Les évolutions politiques et sociales des dernières années ont eu plusieurs répercussions sur mes recherches. Je pense notamment à la fermeture des départements de gender studies, en Hongrie, aux marches anti-trans organisées au Canada et ailleurs dans le monde, ou encore à l’adoption de politiques migratoires et d’asile de plus en plus restrictives au Québec, au Canada, aux États-Unis et en Europe. Plus généralement, la montée de l’extrême droite et la diffusion de ses idées sont dangereuses et amènent plusieurs questionnements. Une plus grande polarisation par rapport à ces enjeux s’observe sur les plans politique et social, et plusieurs analyses de chroniqueurs et chroniqueuses attisent la haine envers des populations vulnérables. Le rôle des chercheurs et chercheuses devient alors essentiel dans un tel contexte pour prendre un pas de recul, proposer des analyses qui s’appuient sur des données probantes et déconstruire des présupposés qui, souvent, se basent sur des stéréotypes.

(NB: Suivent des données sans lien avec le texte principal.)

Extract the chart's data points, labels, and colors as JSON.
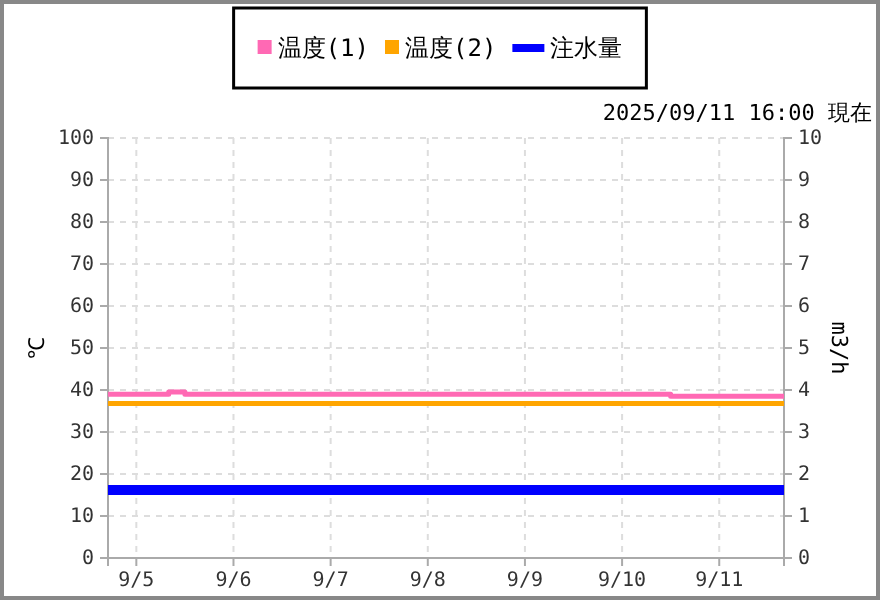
{
  "chart_data": {
    "type": "line",
    "ylabel": "℃",
    "y2label": "m3/h",
    "annotations": [
      "2025/09/11 16:00 現在"
    ],
    "xlim": [
      "2025-09-04T17:00",
      "2025-09-11T16:00"
    ],
    "xticks": [
      {
        "value": "2025-09-05",
        "label": "9/5"
      },
      {
        "value": "2025-09-06",
        "label": "9/6"
      },
      {
        "value": "2025-09-07",
        "label": "9/7"
      },
      {
        "value": "2025-09-08",
        "label": "9/8"
      },
      {
        "value": "2025-09-09",
        "label": "9/9"
      },
      {
        "value": "2025-09-10",
        "label": "9/10"
      },
      {
        "value": "2025-09-11",
        "label": "9/11"
      }
    ],
    "ylim": [
      0,
      100
    ],
    "yticks": [
      0,
      10,
      20,
      30,
      40,
      50,
      60,
      70,
      80,
      90,
      100
    ],
    "y2lim": [
      0,
      10
    ],
    "y2ticks": [
      0,
      1,
      2,
      3,
      4,
      5,
      6,
      7,
      8,
      9,
      10
    ],
    "grid": true,
    "legend": "top",
    "series": [
      {
        "name": "温度(1)",
        "type": "step",
        "color": "#ff69b4",
        "x": [
          "2025-09-04T17:00",
          "2025-09-05T08:00",
          "2025-09-05T12:00",
          "2025-09-10T12:00",
          "2025-09-11T16:00"
        ],
        "values": [
          39,
          39.5,
          39,
          38.5,
          38.5
        ]
      },
      {
        "name": "温度(2)",
        "color": "#ffa500",
        "x": [
          "2025-09-04T17:00",
          "2025-09-11T16:00"
        ],
        "values": [
          36.8,
          36.8
        ]
      },
      {
        "name": "注水量",
        "axis": "y2",
        "color": "#0000ff",
        "x": [
          "2025-09-04T17:00",
          "2025-09-11T16:00"
        ],
        "values": [
          1.62,
          1.62
        ]
      }
    ]
  }
}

Je ne suis pas certain de prendre toute la mesure de l’influence de l’intelligence artificielle (IA) sur la manière de faire de la recherche et d’enseigner. Je pense que l’IA est un outil qui sera utile à plusieurs niveaux. Les chercheuses et les chercheurs doivent apprendre sur le sujet afin d’être prêts à toutes les possibilités de l’IA et de mieux en maîtriser les éventuelles dérives. Bien que formidable, je pense que l’utilisation de l’IA soulève des enjeux éthiques pour lesquels une réflexion s’impose.
En lien avec l’enjeu spécifique des migrations, les outils découlant de l’IA sont de plus en plus utilisés, par exemple par les administrations chargées de traiter les demandes d’immigration. Plusieurs études sont en cours pour évaluer les répercussions de l’utilisation de ces outils. Je pense que la recherche dans ce domaine doit se développer davantage afin d’assurer une utilisation éthique de l’IA.
Les travaux de Michel Foucault sont à mon sens des incontournables pour toute personne intéressée par la sociologie. Si je devais choisir un livre, ce serait Surveiller et punir. Pour ceux et celles qui s’intéressent aux études décoloniales, Stuart Hall est un autre auteur à découvrir, notamment avec son livre The fateful triangle: Race, ethnicity, nation. Pour les personnes intéressées par la sociologie des migrations, les travaux d’Abdelmalek Sayad sont particulièrement importants, notamment sa trilogie L’immigration ou les paradoxes de l’altérité. Enfin, les travaux de Judith Butler, notamment son livre Gender trouble: Feminism and the subversion of identity, intéresseront les personnes un peu plus initiées.
Le cinéma est l’une de mes grandes passions. Je me considère comme très chanceux de vivre à Montréal où des salles comme le Cinéma du Parc, le Cinéma Moderne, le Cinéma Beaubien ainsi que la Cinémathèque québécoise proposent des programmations riches et diversifiées, pour tous les goûts. Je suggère d’ailleurs souvent à mes étudiants et étudiantes de se nourrir d’œuvres cinématographiques, et j’utilise régulièrement des exemples tirés de ces œuvres pour illustrer mes propos dans le cadre de mon enseignement. Je me permets également de mettre en lumière l’initiative Ciné-Campus, à l’Université de Montréal, qui propose une programmation intéressante et qui rend le cinéma accessible à la communauté universitaire, et au-delà.